Rudeness to waiters.
And taxi drivers, and any-one else in a service job. I shouldn’t even have to explain why this is a dealbreaker. Just remember that it is.
It’s amazing how much a new prospect will tell you about her life on a first or second date—much more than she knows she’s saying. The question is: Do you hear it? If she launches into the story of her messy divorce, is her ex the villain in every respect? To me, that’s a red flag right there. Anyone who’s emotionally grounded should be able to see that two people, not one, contributed to a divorce.
A deep attachment to disturbing pets.
A golden retriever is fine, and cats are all right if they don’t do much. But I’m still haunted by the memory of an ancient, hairless dachshund that would manage to jump up on the bed during inopportune moments and bay. Not until the dog-owner chose to disengage herself from me and comfort the dog instead did I know that this was trouble.

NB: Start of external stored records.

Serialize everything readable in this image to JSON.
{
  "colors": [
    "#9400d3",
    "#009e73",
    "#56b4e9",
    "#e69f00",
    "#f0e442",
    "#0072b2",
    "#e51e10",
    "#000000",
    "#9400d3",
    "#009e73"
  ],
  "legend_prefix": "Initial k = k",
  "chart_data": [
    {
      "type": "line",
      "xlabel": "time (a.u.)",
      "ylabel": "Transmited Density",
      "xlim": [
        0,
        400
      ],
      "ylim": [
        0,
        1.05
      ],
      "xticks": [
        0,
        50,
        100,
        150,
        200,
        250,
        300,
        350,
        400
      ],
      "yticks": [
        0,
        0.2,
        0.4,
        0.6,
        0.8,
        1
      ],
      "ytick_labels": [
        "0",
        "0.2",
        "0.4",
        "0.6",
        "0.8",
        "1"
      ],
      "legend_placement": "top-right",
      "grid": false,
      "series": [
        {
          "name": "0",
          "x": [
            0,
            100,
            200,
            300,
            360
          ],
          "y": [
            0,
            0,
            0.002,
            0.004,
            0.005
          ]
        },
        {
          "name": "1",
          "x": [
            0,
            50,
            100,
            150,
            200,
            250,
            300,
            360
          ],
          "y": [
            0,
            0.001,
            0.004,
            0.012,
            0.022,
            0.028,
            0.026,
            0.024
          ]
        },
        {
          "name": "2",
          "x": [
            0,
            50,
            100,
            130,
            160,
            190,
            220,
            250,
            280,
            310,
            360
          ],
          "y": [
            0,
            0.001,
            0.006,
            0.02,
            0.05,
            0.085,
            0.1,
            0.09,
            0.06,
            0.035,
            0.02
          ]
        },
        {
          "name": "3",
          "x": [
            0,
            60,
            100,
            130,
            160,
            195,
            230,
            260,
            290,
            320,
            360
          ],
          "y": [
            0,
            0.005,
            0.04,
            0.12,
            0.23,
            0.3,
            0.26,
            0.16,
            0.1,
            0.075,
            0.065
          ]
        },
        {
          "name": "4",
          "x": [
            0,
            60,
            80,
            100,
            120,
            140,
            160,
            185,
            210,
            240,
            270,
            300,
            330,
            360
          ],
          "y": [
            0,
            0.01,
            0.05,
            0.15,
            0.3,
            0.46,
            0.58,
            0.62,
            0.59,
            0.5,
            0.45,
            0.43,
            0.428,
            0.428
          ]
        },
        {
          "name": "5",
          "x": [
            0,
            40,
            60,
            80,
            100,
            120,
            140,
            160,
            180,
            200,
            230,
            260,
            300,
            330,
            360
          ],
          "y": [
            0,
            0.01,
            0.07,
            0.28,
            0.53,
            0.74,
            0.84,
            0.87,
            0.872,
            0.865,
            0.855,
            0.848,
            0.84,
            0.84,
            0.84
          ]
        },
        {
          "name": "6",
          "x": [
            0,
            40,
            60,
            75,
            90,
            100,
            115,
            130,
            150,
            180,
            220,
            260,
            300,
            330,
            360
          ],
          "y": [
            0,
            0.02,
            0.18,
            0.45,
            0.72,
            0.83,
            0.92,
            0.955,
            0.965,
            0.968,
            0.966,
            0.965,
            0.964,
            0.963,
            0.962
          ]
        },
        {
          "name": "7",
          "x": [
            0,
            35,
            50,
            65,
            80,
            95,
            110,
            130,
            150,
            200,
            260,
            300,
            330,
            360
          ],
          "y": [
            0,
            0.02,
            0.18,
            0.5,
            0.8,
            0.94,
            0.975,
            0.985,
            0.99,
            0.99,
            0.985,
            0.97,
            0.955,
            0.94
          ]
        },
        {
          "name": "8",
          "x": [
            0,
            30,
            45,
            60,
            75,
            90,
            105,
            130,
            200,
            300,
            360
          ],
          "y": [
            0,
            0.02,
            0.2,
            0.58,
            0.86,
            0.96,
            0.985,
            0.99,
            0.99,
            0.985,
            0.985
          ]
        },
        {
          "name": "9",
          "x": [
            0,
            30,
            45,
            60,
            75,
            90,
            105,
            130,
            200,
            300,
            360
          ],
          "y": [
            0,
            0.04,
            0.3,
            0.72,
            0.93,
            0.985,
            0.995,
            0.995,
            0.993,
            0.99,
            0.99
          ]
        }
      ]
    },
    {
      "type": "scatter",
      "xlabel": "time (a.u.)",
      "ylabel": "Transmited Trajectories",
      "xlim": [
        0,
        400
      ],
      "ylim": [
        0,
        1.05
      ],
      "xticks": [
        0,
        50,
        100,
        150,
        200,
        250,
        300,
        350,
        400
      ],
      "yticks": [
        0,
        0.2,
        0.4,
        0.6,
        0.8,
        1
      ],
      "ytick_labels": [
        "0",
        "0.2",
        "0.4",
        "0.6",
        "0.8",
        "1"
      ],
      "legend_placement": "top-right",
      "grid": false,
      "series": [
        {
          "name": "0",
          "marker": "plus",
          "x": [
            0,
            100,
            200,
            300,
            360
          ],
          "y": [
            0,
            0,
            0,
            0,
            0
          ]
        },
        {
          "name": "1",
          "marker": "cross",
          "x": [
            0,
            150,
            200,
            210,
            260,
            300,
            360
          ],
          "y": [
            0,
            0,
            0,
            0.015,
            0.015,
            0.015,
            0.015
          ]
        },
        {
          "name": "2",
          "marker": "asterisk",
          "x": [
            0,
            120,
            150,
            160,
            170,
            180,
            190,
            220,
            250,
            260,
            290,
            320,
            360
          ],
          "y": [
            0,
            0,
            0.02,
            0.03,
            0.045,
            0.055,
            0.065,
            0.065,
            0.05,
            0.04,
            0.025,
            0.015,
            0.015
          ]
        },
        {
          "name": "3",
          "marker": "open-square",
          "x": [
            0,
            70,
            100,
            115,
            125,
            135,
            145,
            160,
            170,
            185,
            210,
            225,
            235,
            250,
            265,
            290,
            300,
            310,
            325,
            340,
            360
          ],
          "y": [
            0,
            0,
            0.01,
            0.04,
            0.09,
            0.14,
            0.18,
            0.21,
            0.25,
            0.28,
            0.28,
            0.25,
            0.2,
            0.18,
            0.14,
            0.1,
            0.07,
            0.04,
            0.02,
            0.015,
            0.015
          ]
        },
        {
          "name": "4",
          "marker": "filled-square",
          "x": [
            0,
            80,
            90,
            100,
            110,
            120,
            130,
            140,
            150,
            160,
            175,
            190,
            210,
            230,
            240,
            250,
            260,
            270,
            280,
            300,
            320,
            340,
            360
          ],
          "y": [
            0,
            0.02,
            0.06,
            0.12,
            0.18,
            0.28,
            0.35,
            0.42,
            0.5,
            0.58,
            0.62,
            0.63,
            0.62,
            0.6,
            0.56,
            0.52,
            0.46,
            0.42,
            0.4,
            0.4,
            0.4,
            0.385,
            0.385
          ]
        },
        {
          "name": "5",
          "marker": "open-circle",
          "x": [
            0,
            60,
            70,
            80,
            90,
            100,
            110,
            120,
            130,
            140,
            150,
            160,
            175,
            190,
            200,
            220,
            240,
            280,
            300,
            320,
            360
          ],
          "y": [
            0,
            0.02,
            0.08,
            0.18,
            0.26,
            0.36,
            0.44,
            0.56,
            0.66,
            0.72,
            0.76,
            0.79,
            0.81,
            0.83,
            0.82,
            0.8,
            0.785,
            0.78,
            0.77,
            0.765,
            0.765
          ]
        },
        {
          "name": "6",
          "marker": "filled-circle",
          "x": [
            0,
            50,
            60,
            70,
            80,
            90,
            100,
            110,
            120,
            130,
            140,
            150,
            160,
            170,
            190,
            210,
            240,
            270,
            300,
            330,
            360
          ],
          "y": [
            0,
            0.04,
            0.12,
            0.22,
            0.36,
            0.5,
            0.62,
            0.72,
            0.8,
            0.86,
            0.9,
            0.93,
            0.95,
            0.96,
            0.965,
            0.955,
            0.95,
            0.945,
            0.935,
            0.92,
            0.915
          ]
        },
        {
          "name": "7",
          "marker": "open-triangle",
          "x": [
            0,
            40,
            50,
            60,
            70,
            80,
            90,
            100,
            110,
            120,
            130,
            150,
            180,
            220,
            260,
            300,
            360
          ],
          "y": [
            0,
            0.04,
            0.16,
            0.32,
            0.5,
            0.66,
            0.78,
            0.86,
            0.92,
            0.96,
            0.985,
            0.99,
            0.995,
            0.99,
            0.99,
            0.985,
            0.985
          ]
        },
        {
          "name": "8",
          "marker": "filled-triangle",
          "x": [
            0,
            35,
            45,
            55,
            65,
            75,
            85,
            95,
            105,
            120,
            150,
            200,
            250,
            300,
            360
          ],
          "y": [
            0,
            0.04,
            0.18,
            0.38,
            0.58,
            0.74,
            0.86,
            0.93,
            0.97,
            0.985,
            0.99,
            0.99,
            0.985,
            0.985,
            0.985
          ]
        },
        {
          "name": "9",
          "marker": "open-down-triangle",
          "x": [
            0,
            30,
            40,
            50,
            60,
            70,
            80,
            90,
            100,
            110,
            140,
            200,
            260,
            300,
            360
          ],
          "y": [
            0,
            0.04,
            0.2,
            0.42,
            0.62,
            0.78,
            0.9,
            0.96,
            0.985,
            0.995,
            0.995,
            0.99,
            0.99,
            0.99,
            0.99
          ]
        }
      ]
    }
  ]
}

During a first, incredibly romantic lunch with a new prospect some time ago, I mentioned that my most recent relationship had ended after a year. “A year,” my new friend marveled. “That’s so impressive! All of my relationships end after three months.” Of course I resolved to be the exception. Over the next weeks, which happened to include Christmas and New Year’s, we had an amazing time, both in New York City, where she had a charming Hell’s Kitchen walk-up, and at my house in the Hamptons. One Sunday, after I’d put her on the train home, I came back to find the most tenderly romantic note on my pillow, something about soul mates joined. The next week, for no outward cause, she called to break up with me. No argument, no terrible time, just end of story. Only later did I realize it was week 12. Lesson: When a woman over 35 tells you all her relationships have ended after a few months, RED FLAG.
Children with an issue or two? Maybe. Children who hate you? Watch out. Hopelessly spoiled or angry children, like D—’s? Head for the door.
Money stirs up so many issues , conscious and unconscious, far more than any magazine article can cover. For now, let’s just list two red flags you can spot early on. One: If a man suggests splitting the tab on a first date , the woman should pay—then bolt. I don’t say this is fair, especially if, for instance, the woman is a CEO and the man is a freelance writer. But it’s the way it is, and any man who tries to worm out of his society-given role as tab-picker-upper on the first (or second or third) date for the sake of saving a few bucks is a creep to be ditched. For men, an early red flag about money may not start waving until the third or fourth date. A lot of women begin life as daddy’s girls; a few stay that way. They feel men should provide them with the lifestyle to which they’ve grown accustomed from other men who did just that. If you’re a sugar daddy yourself, have fun. If not, back off. Over time you’ll only be despised—and dropped.
The Parent Trap.
Powerful emotions about one’s parents—positive or negative—are a huge red flag. For men, mother-worship is relationship death. One 50-year-old man I know has dated every single woman in New York and found, to his bafflement, that none is good enough—for his mother, that is. (She’s still calling the shots at age 85.) One of this guy’s many castoffs is a very attractive, successful woman of 42, whom I later dated myself. Now that I know both, I can only wonder who was the first to reject the other. It must have been like two gunfighters at the O.K. Corral. N— rejected me after three really nice dates because she decided my eight-year-old daughter, whom she hadn’t yet met, would be an “encumbrance” to our relationship. (Since she hadn’t met her, she couldn’t claim my daughter was a demon child.) Only after we became friends did I learn how much she resents both her parents. Coincidence? I don’t think so.
Your mother was right. They have to be clean. Dirty underwear is the hallmark of a secret slob, and every secret slob has many worse habits you don’t even want to think about—but will all too soon get to know if you don’t leave now.
The Anger Hum.
As he or she talks, not just about past romantic relationships but about work, friends, and family, listen for a low hum of anger, like a third rail running along the tracks of your new prospect’s life. For reasons I never quite figured out, I used to be attracted to women who had that vibe. Maybe it seemed sexy; maybe it reminded me of my mother. But I now know how to recognize anger—not shows of temper, which may be healthy in moderation, but the deeper, more destructive hum—and to back off when I hear it.